Siempre listos para echar una mano cuando México los necesitaba. Solo por recodar en las catástrofes naturales; terremotos, inundaciones, huracanes… Ahí están ellos, sin pedir nada a cambio, solo ayudando.
Eso no solo gana el corazón de los mexicanos, sino que pone a México en el mapa internacional como un país solidario. Recuerdo bien el caso del huracán Katrina en 2005; el Ejército Mexicano cruzó la frontera para ayudar a Estados Unidos con médicos, comida y evacuaciones en Nueva Orleans. Fue un gesto que sorprendió a muchos, así como lleno de orgullo.

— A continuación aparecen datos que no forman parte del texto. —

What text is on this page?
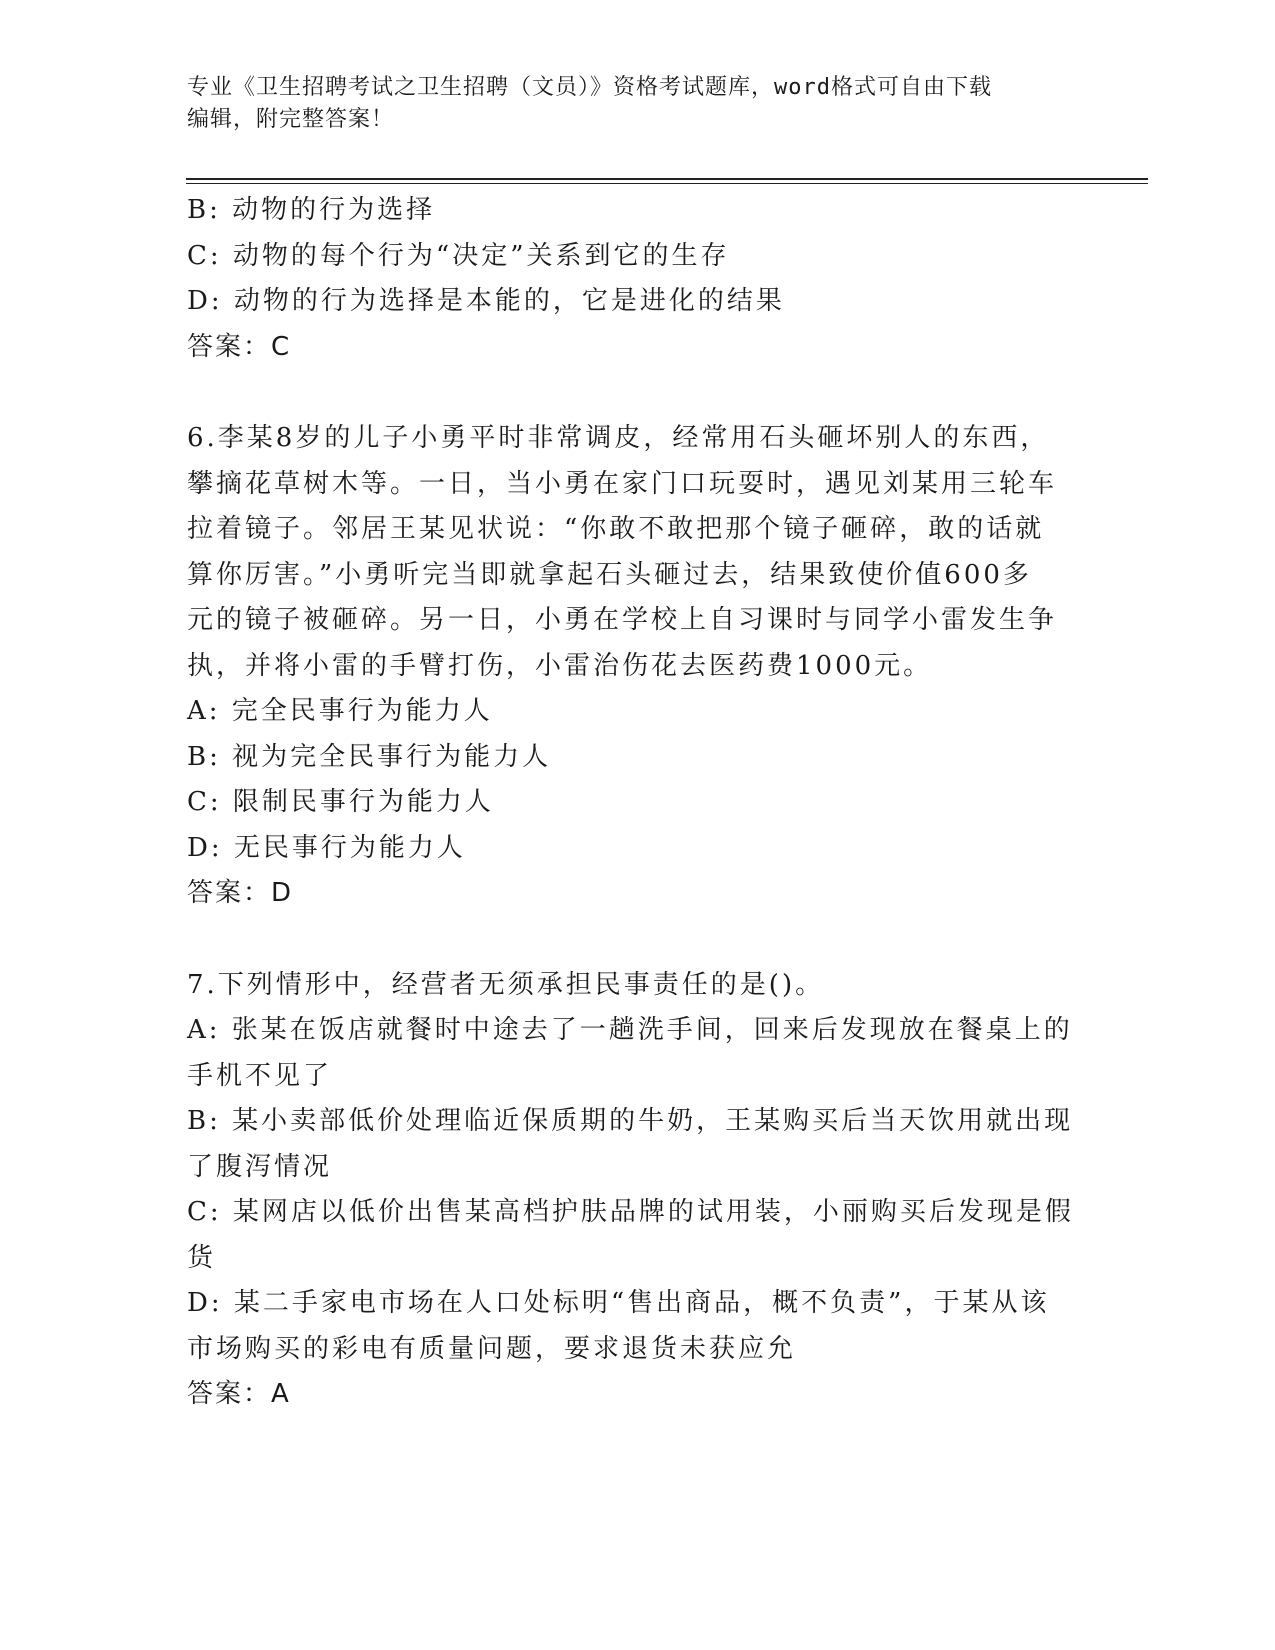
专业《卫生招聘考试之卫生招聘（文员）》资格考试题库，word格式可自由下载
编辑，附完整答案！
B: 动物的行为选择
C: 动物的每个行为“决定”关系到它的生存
D: 动物的行为选择是本能的，它是进化的结果
答案：C
6.李某8岁的儿子小勇平时非常调皮，经常用石头砸坏别人的东西，
攀摘花草树木等。一日，当小勇在家门口玩耍时，遇见刘某用三轮车
拉着镜子。邻居王某见状说：“你敢不敢把那个镜子砸碎，敢的话就
算你厉害。”小勇听完当即就拿起石头砸过去，结果致使价值600多
元的镜子被砸碎。另一日，小勇在学校上自习课时与同学小雷发生争
执，并将小雷的手臂打伤，小雷治伤花去医药费1000元。
A: 完全民事行为能力人
B: 视为完全民事行为能力人
C: 限制民事行为能力人
D: 无民事行为能力人
答案：D
7.下列情形中，经营者无须承担民事责任的是()。
A: 张某在饭店就餐时中途去了一趟洗手间，回来后发现放在餐桌上的
手机不见了
B: 某小卖部低价处理临近保质期的牛奶，王某购买后当天饮用就出现
了腹泻情况
C: 某网店以低价出售某高档护肤品牌的试用装，小丽购买后发现是假
货
D: 某二手家电市场在人口处标明“售出商品，概不负责”，于某从该
市场购买的彩电有质量问题，要求退货未获应允
答案：A
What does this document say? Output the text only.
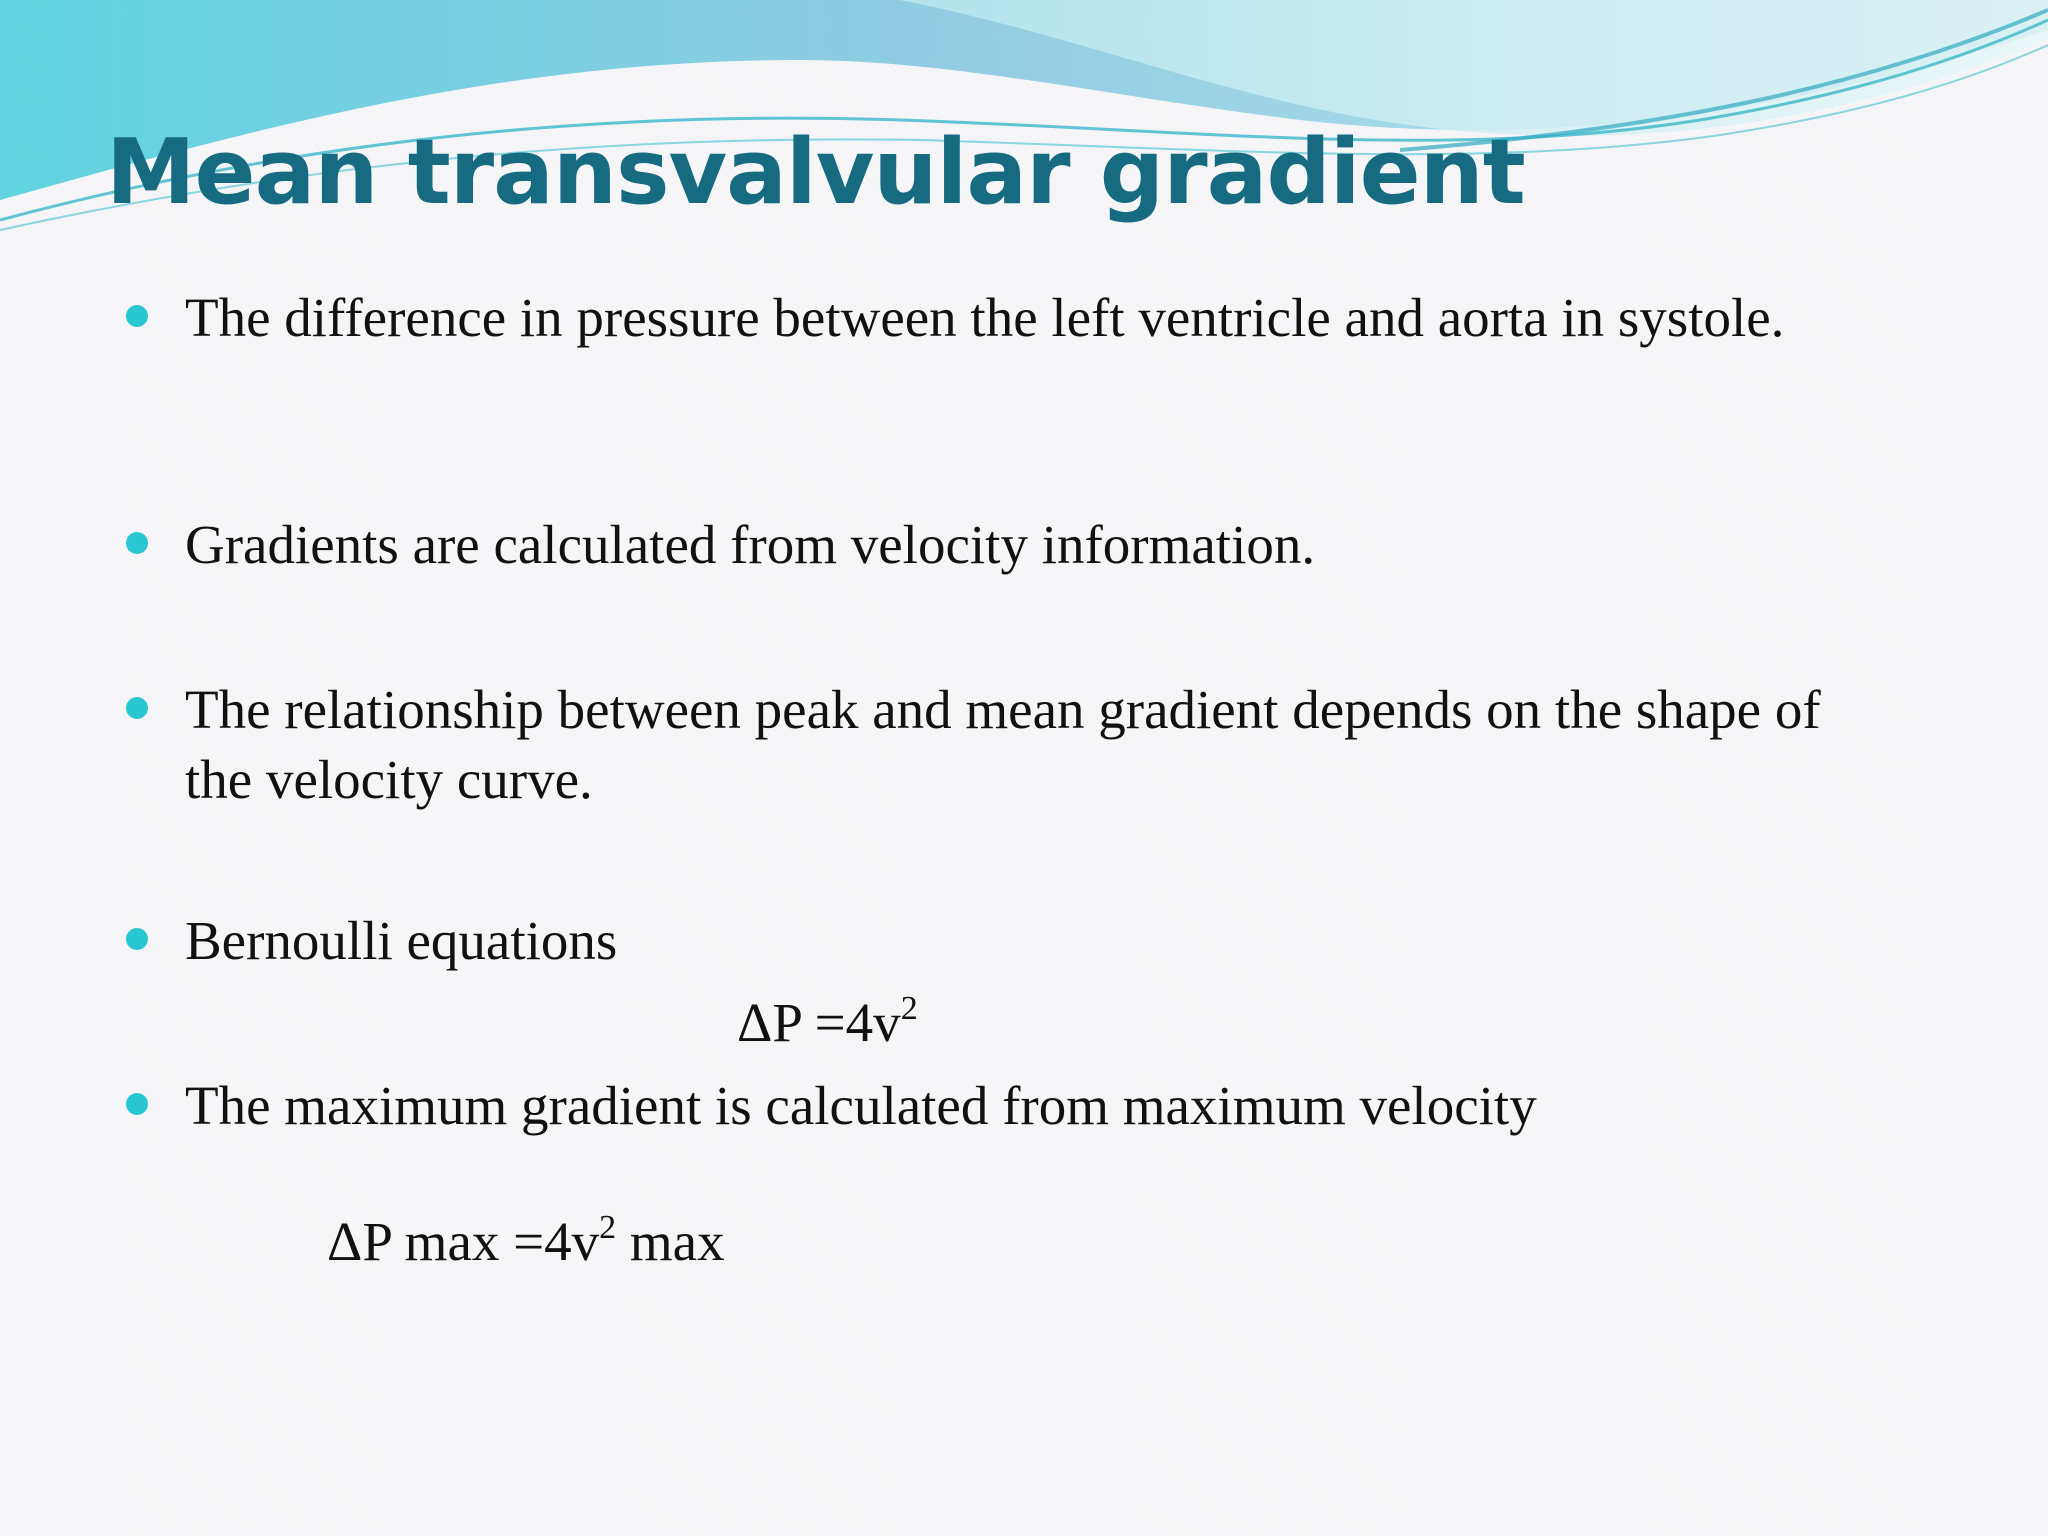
Mean transvalvular gradient
The difference in pressure between the left ventricle and aorta in systole.
Gradients are calculated from velocity information.
The relationship between peak and mean gradient depends on the shape of the velocity curve.
Bernoulli equations
The maximum gradient is calculated from maximum velocity
$\Delta P =4v^2$
ΔP $\max =4v^2$ max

Mostraba que las fronteras no importan cuando se trata de humanidad. Y no es cosa del pasado; también, en 2023, después del terrible terremoto en Turquía, enviaron al Grupo de Rescate Frida reconocidos así, por ese equipo famoso con sus perros héroes, para salvar vidas allá.
Más reciente, con los huracanes Hilary en Baja California y Otis en Guerrero, también en 2023, estuvieron al pie del cañón; evacuando gente, repartiendo suministros, reconstruyendo caminos. Esas acciones salvan vidas y reconstruyen comunidades enteras.
En mi experiencia, cuando ves a soldados repartiendo despensas en medio del lodo, te das cuenta de que son más que uniformes; son vecinos, padres, hermanos.
Pero bueno, en la última década y me refiero hasta estos días de 2026, su rol se ha expandido por todo el país en esta batalla incansable contra el crimen organizado. Es la única fuerza de seguridad que ha mantenido una imagen limpia y el respeto de la gente, sin manchas.
Hemos visto, a través de las noticias, cómo decomisan del crimen organizado fortunas enteras; pilas de dólares, euros, pesos mexicanos que ni caben en la cabeza. Gracias a la Marina y el Ejército trabajando codo a codo, no solo los mexicanos, sino el mundo entero ha sido testigo de esas montañas de dinero ilícito.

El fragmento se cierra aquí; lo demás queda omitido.